As a sparse landscape of uncluttered piano melodies and soulful vocal manipulations, Blake's self-titled album falls much more in line with the singer/songwriter block than anything resembling the fabled world of dubstep. His new focus on exploring the potential of his voice and finding purpose within the scantest musical terrain has the masses shrieking with both love and hate.

"To me, it's quite a minimal album," explains Blake, holed up in a New York hotel room amid a press junket. "I didn't believe I was writing a minimal album at the time I was making it."

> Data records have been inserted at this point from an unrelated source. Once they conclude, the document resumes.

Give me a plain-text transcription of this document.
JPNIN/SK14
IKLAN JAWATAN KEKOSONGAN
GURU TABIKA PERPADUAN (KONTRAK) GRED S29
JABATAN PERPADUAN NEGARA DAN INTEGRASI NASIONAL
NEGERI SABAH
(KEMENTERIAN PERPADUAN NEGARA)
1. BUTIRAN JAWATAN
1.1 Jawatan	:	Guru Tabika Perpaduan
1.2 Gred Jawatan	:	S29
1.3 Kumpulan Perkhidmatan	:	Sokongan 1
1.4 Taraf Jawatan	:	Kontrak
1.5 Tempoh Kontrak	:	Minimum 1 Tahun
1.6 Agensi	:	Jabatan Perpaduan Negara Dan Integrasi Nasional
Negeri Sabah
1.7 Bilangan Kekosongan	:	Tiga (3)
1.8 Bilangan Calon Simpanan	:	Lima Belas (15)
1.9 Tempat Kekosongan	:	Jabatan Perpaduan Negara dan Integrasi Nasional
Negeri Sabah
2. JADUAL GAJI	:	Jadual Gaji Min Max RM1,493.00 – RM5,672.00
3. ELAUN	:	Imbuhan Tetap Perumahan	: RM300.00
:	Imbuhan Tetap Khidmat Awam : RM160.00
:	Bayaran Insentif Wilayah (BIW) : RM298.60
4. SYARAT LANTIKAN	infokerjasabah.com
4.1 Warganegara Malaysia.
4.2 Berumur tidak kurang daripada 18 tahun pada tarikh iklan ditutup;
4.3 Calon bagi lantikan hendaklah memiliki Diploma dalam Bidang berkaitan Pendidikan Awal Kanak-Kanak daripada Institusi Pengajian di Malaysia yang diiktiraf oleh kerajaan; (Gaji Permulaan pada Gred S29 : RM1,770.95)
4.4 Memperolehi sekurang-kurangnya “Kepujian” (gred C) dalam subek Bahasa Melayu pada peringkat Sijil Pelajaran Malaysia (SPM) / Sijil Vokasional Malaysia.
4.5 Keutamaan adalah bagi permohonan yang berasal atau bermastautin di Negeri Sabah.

That's a little hard to believe considering some of his songs are composed of barely more than a couple of clicks, a few barren keyboard notes, and some fragmentary vocal bits. "Measurements," for example, sounds like the early stages of a brainstorming session. Aside from the beautifully harmonizing chorus of Blake's voice, it feels like he merely hit the "record" button before his first pass at the keyboard melody and just kept the song as is. Adding to the unprocessed character is a subtle but audible hiss, the kind of sound that often signifies a poor microphone cable or incorrect record setting. The importance of this and other minor details to the overall texture becomes even more apparent when Blake pauses several times within the track, leaving ample space to consider what is happening with each seemingly uncomplicated layer.

Pauses occur in other songs too, creating a series of poignant instances of silence or near silence, which help define the album. The best one of these moments comes in lead single "Limit to Your Love" (originally by Feist, although his version brings to mind Jamie Lidell). It opens with Blake singing diva style over a simple gospel piano melody: "There's a limit to your love/like a waterfall in slow motion/like a map with no ocean." After about a minute, this becomes a faint echo of looped vocals that fades out completely and evolves into a long, arid work of silence. Then seemingly out of nowhere, a monolithic wall of oscillating bass slams down, demanding the listener's full attention. Just as abruptly as it arrives, it disappears, and the starkness of that vanished bass is manifested in its own absence.

This blunt, simplistic style can be hard to accept in an era when bells, whistles, and gleaming overproduction are the standard. And Blake's extreme minimalism wouldn't work without his sharp instinct for simple melody. He achieves both depth and stuck-in-your-head catchiness even though he doesn't always have a beginning, middle, and end.

"Some people suggested the tracks on this album are unfinished, that they're not real songs—and that's okay," explains Blake. "That's the sound I arrived at. I actually thought some of them sounded too busy, so it's not like they are intentionally stripped back or anything."

Intentional or not, it's nice to be able to hear the development of ideas within a piece of music and to be given the appropriate amount of space to take it all in.